Delivering a single injection of gene therapy at birth may offer years-long protection against HIV, tapping into a critical window in early life that could reshape the fight against pediatric infections in high-risk regions.
This is according to a study — “Determinants of successful AAV-vectored delivery of HIV-1 bNAbs in early life” by Amir Ardeshir, Daniel O’Hagan, Isha Mehta, et al — that appeared in Nature, highlighting that the first weeks of life, when the immune system is naturally more tolerant, may be the optimal window for delivering gene therapies that would otherwise be rejected at older ages.
“Nearly 300 children are infected with HIV each day,” said first author Ardeshir, associate professor of microbiology and immunology at the Tulane National Primate Research Center, who conducted the study alongside fellow researchers at the California National Primate Research Center. “This approach could help protect newborns in high-risk areas during the most vulnerable period of their lives.”
In the study, nonhuman primates received a gene therapy that programs cells to continuously produce HIV-fighting antibodies. Timing proved critical to the one-time treatment offering long-term protection.
Those that received the treatment within their first month of life were protected from infection for at least three years with no need for a booster, potentially signifying coverage into adolescence in humans. In contrast, those treated at 8-12 weeks showed a more developed, less tolerant immune system that did not accept the treatment as effectively.
“This is a one-and-done treatment that fits the critical time when these mothers with HIV in resource-limited areas are most likely to see a doctor,” Ardeshir said. “As long as the treatment is delivered close to birth, the baby’s immune system will accept it and believe it’s part of itself.”
More than 100,000 children acquire HIV annually, primarily through mother-to-child transmission after birth from breastfeeding.
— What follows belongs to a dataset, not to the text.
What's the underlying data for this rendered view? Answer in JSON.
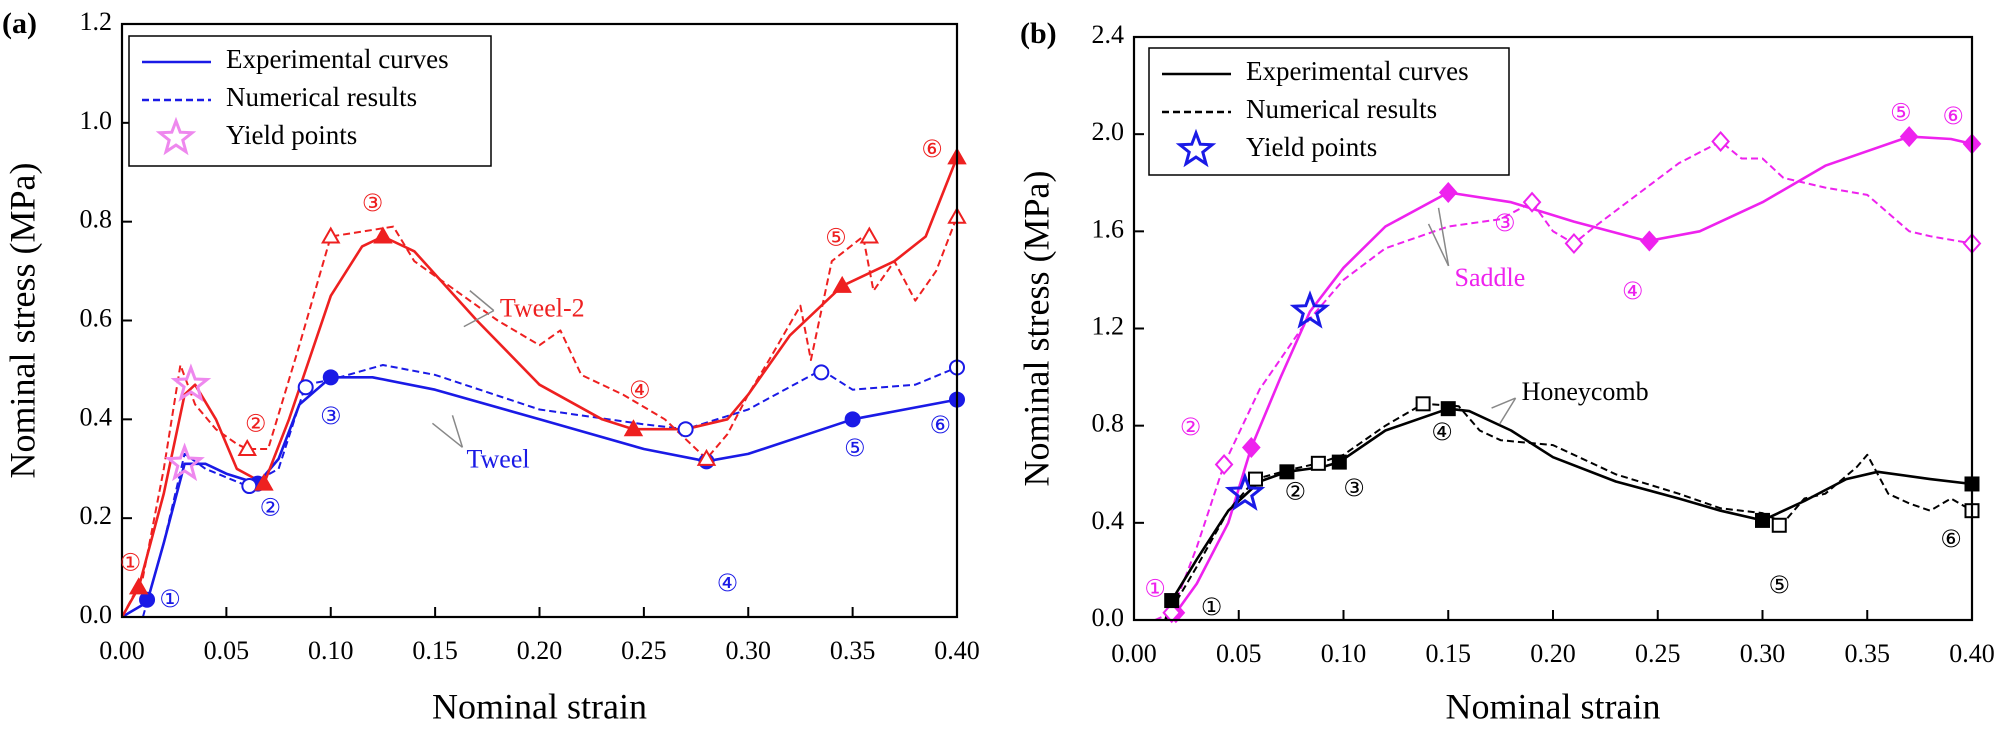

Antiretroviral treatments have shown success in suppressing the virus and limiting transmission, however adherence to treatment and access to doctors both decline after childbirth, particularly in areas with limited access to healthcare.
To deliver the treatment, researchers used an adeno-associated virus (AAV), a harmless virus that can act as a cargo truck to deliver genetic code to cells. The virus was sent to muscle cells, unique in their longevity, and delivered instructions to produce broadly neutralizing antibodies, or bNAbs, which are capable of neutralizing multiple strains of HIV.
This approach solved a longstanding problem with bNAbs. Previous studies found them effective at fighting HIV, but they required repeated infusions, which are costly and pose logistical challenges in low-resource settings.
“Instead, we turn these muscle cells — which are long-lived — into micro factories that just keep producing these antibodies,” Ardeshir said.
Newborns showed greater tolerance and expressed high levels of bNAbs, which successfully prevented infection during simulated breastfeeding and later exposures mimicking sexual transmission. Older infants and juveniles were more likely to have produced anti-drug antibodies that shut down the treatment.
Researchers also found that exposing fetuses to the antibodies before birth helped older infants accept the gene therapy later, avoiding the immune rejection that often occurs with age.
Still, Ardeshir said a one-time injection at birth offered a more cost-effective and feasible real-world solution, while putting less burden on the mother for a follow-up visit.
Questions remain as to how the results translate to human infants and children, who may be less susceptible to AAV-delivered treatments. The study also used one strain of simian–human immunodeficiency virus, which doesn’t reflect the variety of HIV strains.
If successful, however, this treatment could dramatically reduce mother-to-child HIV transmission rates in high-risk regions such as sub-Saharan Africa, where 90% of pediatric HIV cases can be found. It may also be adapted to protect against other infectious diseases like malaria, which disproportionately affects young children in low-income countries.
“Nothing like this was possible to achieve even 10 years ago,” Ardeshir said. “This was a huge result, and now we have all the ingredients to take on HIV.”